Some magazines and journalists like to label things; I have no problem with that at all. The killer is now when you see groups and people who use the labels as the starting point for their work. They, in the end, dilute something that was pure, as of course in 1996 when I started recording the first Caretaker album, I had no idea about this concept. Funnily enough, I think Hauntology, the term, was first used by Simon Reynolds in The Wire, but there is no mention of me in that, so I’m a ghost even in that article.
“There is no real style or technique I employ; a lot of the time tracks just appear as if by magic and then just need refining in terms of atmosphere and mood.”
Does it seem strange at all that, even though you’ve been doing The Caretaker stuff for so long, people are only starting to come around to it in the last few years? I’m sure there are going to be those people for who An Empty Bliss Beyond This World is their first exposure to your work.
To be honest, it’s good that for some people it’s like that, as there’s a body of work there to find and explore should they wish too. The project has basically grown very organically over its time, with the odd bit of exposure here and there, but as far as I’m concerned, I look for no press so am always surprised when people approach me for interviews and do reviews of the work.
Since you reissued Persistent Repetition of Phrases on HAFTW after it was out of print, have you considered repressing any of the earlier Caretaker albums as well? I’d love to see We’ll All Go Riding On A Rainbow or A Stairway to the Stars on vinyl.
Possibly. There may be some reissues on vinyl. It’s something I have thought about as people often ask me. I just need to work out what and when.
Looking back on your previous work, is there any one of your earlier records that you really wish more people had gotten to hear or one that you think of more fondly than the others?

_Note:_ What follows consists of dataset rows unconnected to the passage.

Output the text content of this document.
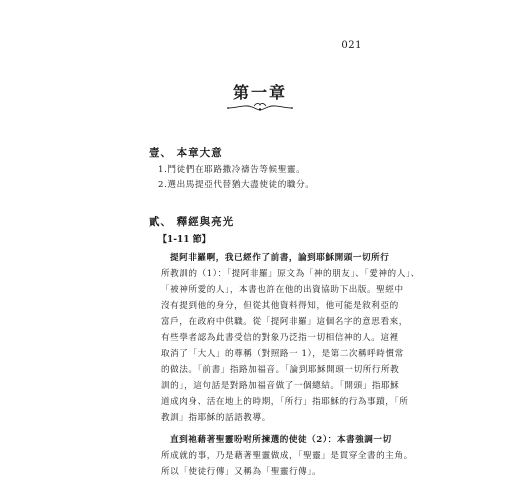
021
第一章
壹、 本章大意
1.鬥徒們在耶路撒冷禱告等候聖靈。
2.選出馬提亞代替猶大盡使徒的職分。
貳、 釋經與亮光
【1-11 節】
提阿非羅啊，我已經作了前書，論到耶穌開頭一切所行
所教訓的（1）：「提阿非羅」原文為「神的朋友」、「愛神的人」、
「被神所愛的人」，本書也許在他的出資協助下出版。聖經中
沒有提到他的身分，但從其他資料得知，他可能是敘利亞的
富戶，在政府中供職。從「提阿非羅」這個名字的意思看來，
有些學者認為此書受信的對象乃泛指一切相信神的人。這裡
取消了「大人」的尊稱（對照路一 1），是第二次稱呼時慣常
的做法。「前書」指路加福音。「論到耶穌開頭一切所行所教
訓的」，這句話是對路加福音做了一個總結。「開頭」指耶穌
道成肉身、活在地上的時期，「所行」指耶穌的行為事蹟，「所
教訓」指耶穌的話語教導。
直到祂藉著聖靈吩咐所揀選的使徒（2）：本書強調一切
所成就的事，乃是藉著聖靈做成，「聖靈」是貫穿全書的主角。
所以「使徒行傳」又稱為「聖靈行傳」。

Not really, things naturally find their audiences if you leave them alone… without forcing things on people. The fact that most of my work has gone under the radar for so long is totally fine, as the reaction and exposure ultimately doesn’t impact on the work itself. I can look back with the sense of achievement that somehow I survived in a very turbulent musical time (in terms of new media and distribution) and somehow it’s still working. The amazing thing is after so long people are still finding it and are into it and maybe it’s even more relevant now than at any other time.
While there is a very obvious difference between your V/Vm work and The Caretaker and the Leyland Kirby material, I’m curious about The Stranger. What was the intent of this project and do you intend to do any more work under that moniker? Also was the name for the project taken from the Camus novel?
The Stranger is a bridge between V/Vm and The Caretaker. It’s more about creating an unsettling atmosphere and can also be about place. I plan to do a new album next year, all being well, and if I find the right motivation for it. I chose the name years ago after watching the Spaghetti Western High Plains Drifter. The main character is The Stranger, avenging all wrongs but never revealing his identity to people, just passing through with a hidden agenda.
Since your work as The Caretaker involves a great deal of association with the past or remembrance of things lost, have you ever felt like you belonged in a different past or time than your own?
No. I am very much of the here and now; I have no idea how people expect me to be sometimes. I mean, so many musicians you meet are academic and will talk endlessly about projects and ideas, whereas I’m interested where the next bar is and if I can make the bar girl give me free drinks, as a gentleman of the modern age seldom likes to barter with such things as legal tender.